The question is rife with controversy. Created in 2004 by Public Safety Canada, the Government Operations Centre was initially set up to deal with ongoing or eventual emergencies of national concern and develop plans to deal with human crises like pandemics. In addition, the centre was also used to monitor issues overseas like that of the Fukushima Daiichi Nuclear Power Plant in Japan in 2011. But it seems tentacles have continued to be added to its mandate, and critics say the centre has morphed into something of a spy agency that monitors even tame citizens who may not pose a threat to the governing party.

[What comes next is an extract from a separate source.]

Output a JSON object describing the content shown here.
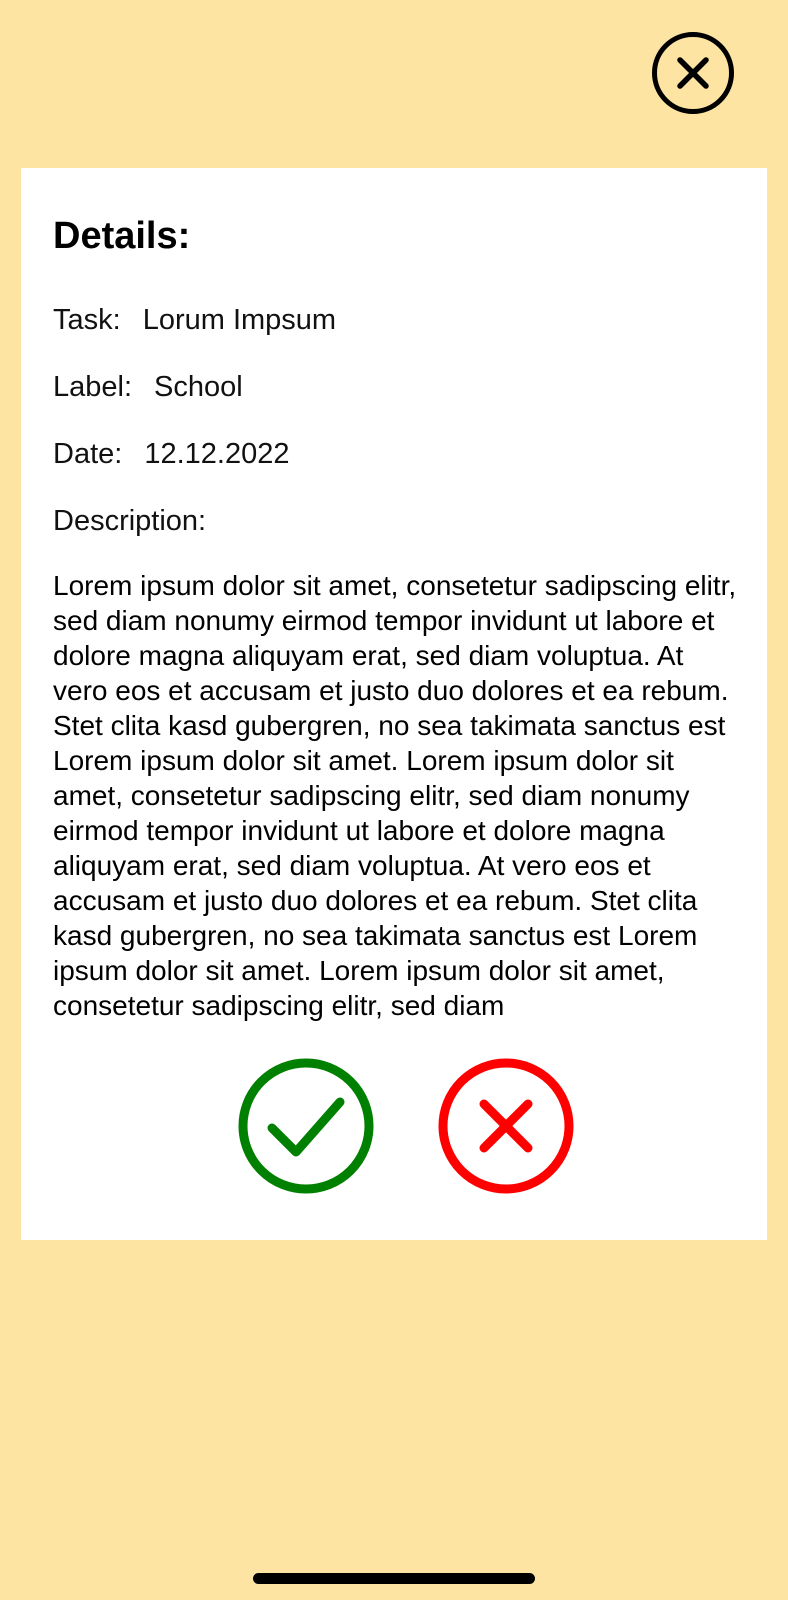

And, while some of the information being tracked could be of national interest and help authorities to shut down dangerous groups, most of the data collected and stored by the GOC is hogwash. Documents obtained by APTN through an Access to Information and Privacy (ATIP) request showed the centre had monitored a prayer ceremony in Edmonton and a “taco fundraiser” that was planned for Barrie’s Native Friendship Centre.

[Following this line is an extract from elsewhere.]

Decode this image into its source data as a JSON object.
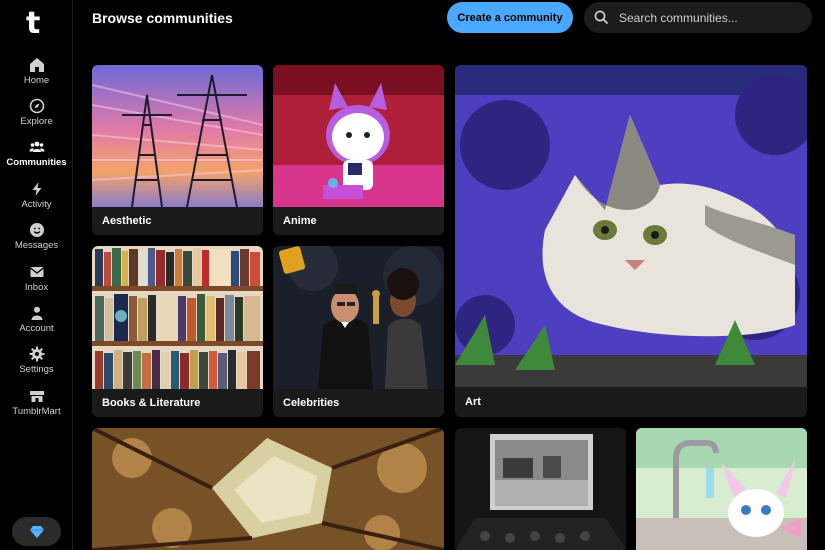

Still, the GOC has of late poked it's neck out into more nefarious affairs. Since the Idle No More movement, the centre has served, as reported by Postmedia news, as an “intelligence clearing house” used to compile data on First Nations protestors. In fact, the GOC prepared a spreadsheet that detailed 32 planned protests as part of a coordinated effort to move against aboriginal demonstrations last year.
The ATIP revelation highlighted the potency of the power the GOC now possesses. As a response to anti-fracking rallies in New Brunswick late last year, the centre had its hand on the dial of a play to push back on protestors, as it held conference calls with DND, CSIS and the RCMP, among other federal departments. What has come clear since that ploy and this most recent play is that the GOC’s role is to serve as an administrative, organizing, surveillance group, under a less somber guise.
As seen when Vancouver police raided the home of anti-pipeline activists in Vancouver, confiscating digital devices under the guise of graffiti charges, the ramifications of the government maintaining a database of this type could be far-reaching. A registry of past and planned demonstrations that can ultimately be used to spy on protestors is being viewed by opposition parties, the mainstream media and Canadian citizens alike as a serious challenge to a free-speaking democracy.